Failure to pay not just the initial fines and fees but spiraling interest and late fees sometimes lead to incarceration — a form of modern-day debtors’ prison. (In response to the pandemic, Maine courts have stopped issuing warrants for outstanding fines and fees.) That’s not only a tragedy for the individuals involved. Keeping people incarcerated, returning to court, or otherwise entangled with the criminal justice system represent hidden costs to governments that may view fines and fees as a profit center.

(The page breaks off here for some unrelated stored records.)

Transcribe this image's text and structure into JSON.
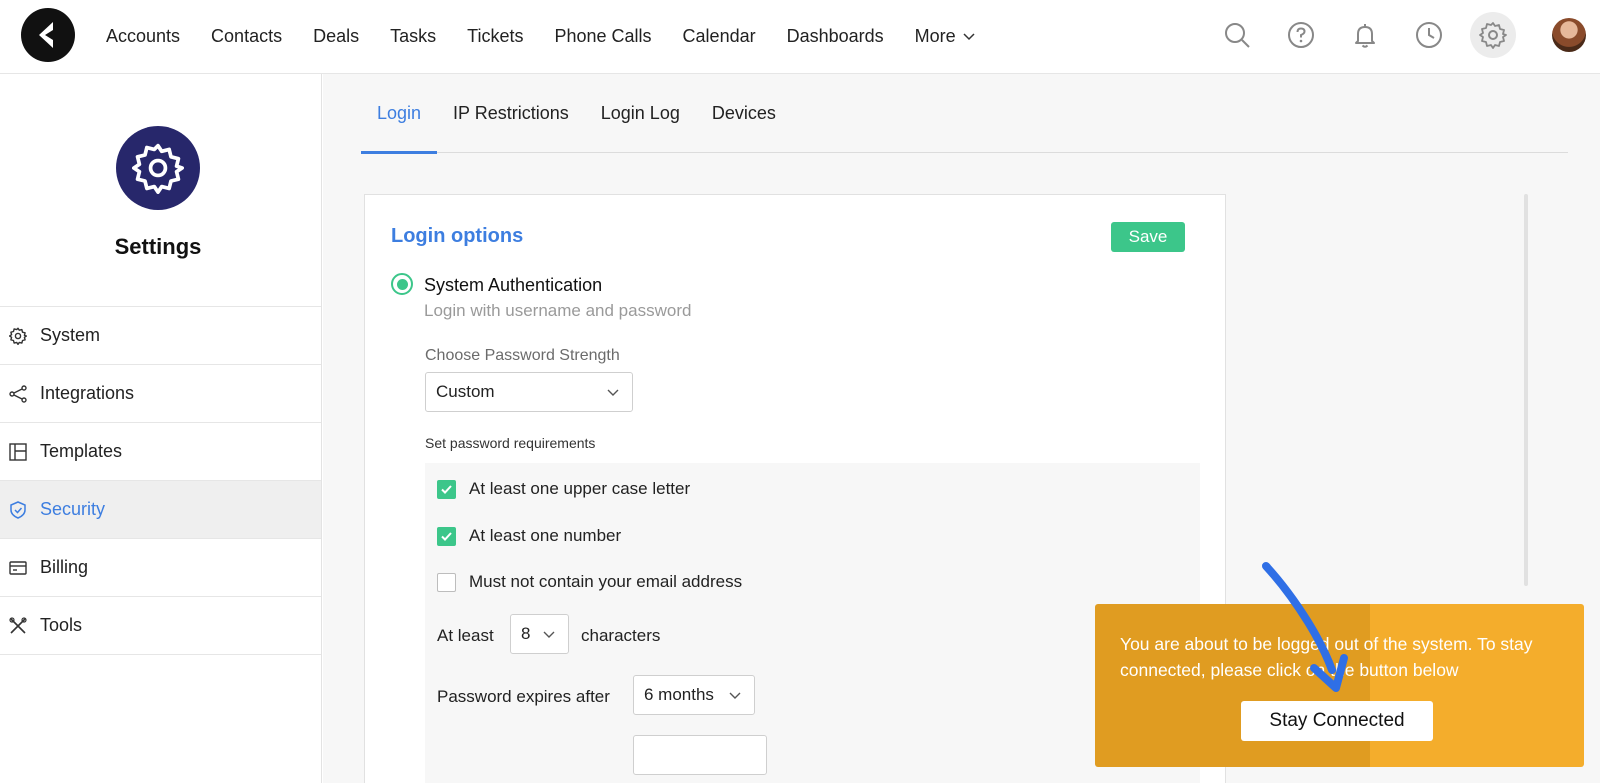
{
  "nav": {
    "logo_icon": "brand-logo-icon",
    "items": [
      "Accounts",
      "Contacts",
      "Deals",
      "Tasks",
      "Tickets",
      "Phone Calls",
      "Calendar",
      "Dashboards",
      "More"
    ],
    "icons": [
      "search-icon",
      "help-icon",
      "bell-icon",
      "clock-icon",
      "gear-icon",
      "avatar"
    ]
  },
  "sidebar": {
    "title": "Settings",
    "items": [
      {
        "label": "System",
        "icon": "gear-icon"
      },
      {
        "label": "Integrations",
        "icon": "share-icon"
      },
      {
        "label": "Templates",
        "icon": "layout-icon"
      },
      {
        "label": "Security",
        "icon": "shield-icon",
        "active": true
      },
      {
        "label": "Billing",
        "icon": "card-icon"
      },
      {
        "label": "Tools",
        "icon": "tools-icon"
      }
    ]
  },
  "tabs": [
    "Login",
    "IP Restrictions",
    "Login Log",
    "Devices"
  ],
  "active_tab": "Login",
  "login_options": {
    "title": "Login options",
    "save_label": "Save",
    "auth_label": "System Authentication",
    "auth_sub": "Login with username and password",
    "strength_label": "Choose Password Strength",
    "strength_value": "Custom",
    "requirements_label": "Set password requirements",
    "requirements": [
      {
        "label": "At least one upper case letter",
        "checked": true
      },
      {
        "label": "At least one number",
        "checked": true
      },
      {
        "label": "Must not contain your email address",
        "checked": false
      }
    ],
    "min_length_prefix": "At least",
    "min_length_value": "8",
    "min_length_suffix": "characters",
    "expires_label": "Password expires after",
    "expires_value": "6 months"
  },
  "toast": {
    "message": "You are about to be logged out of the system. To stay connected, please click on the button below",
    "button_label": "Stay Connected"
  },
  "colors": {
    "accent": "#3d7ee0",
    "success": "#3cc68a",
    "settings_icon_bg": "#27276b",
    "toast_bg": "#f4ad2c",
    "arrow": "#2f6fe6"
  }
}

During the current wave of protests, there aren’t too many signs or chants complaining about unfair fines and fees. There is an incredible level of interest, however, in police budgets and funding. “This is a moment when we are seeing some of the largest mass mobilizations in our country’s history about policing and the injustices that pervade our criminal justice system from top to bottom,” Highsmith says.
But fines and fees have increased in direct response to the need for states and localities to make up for revenue lost to recession and tax limitation laws. The pandemic and the resulting economic downturn have opened up multibillion-dollar shortfalls all over the country.
Still, there’s starting to be more recognition among lawmakers and advocates that fines and fees don’t make sense, either in terms of pursuing criminal justice reform or as an effective means of revenue collection. “If there’s a window, it’s going to be because policymakers care about the two big threads of economic crisis and overdue racial reckoning,” James says.
As Ramsey County has shown, it is possible to find cost savings and other ways of paying for cops and courts. “They have eliminated fees even during this pandemic,” says Schirmer of PFM, which provided technical assistance to Ramsey County’s effort. “It is feasible for counties to eliminate their fines and fees and identify ways to fund their criminal justice systems through alternative revenue sources.”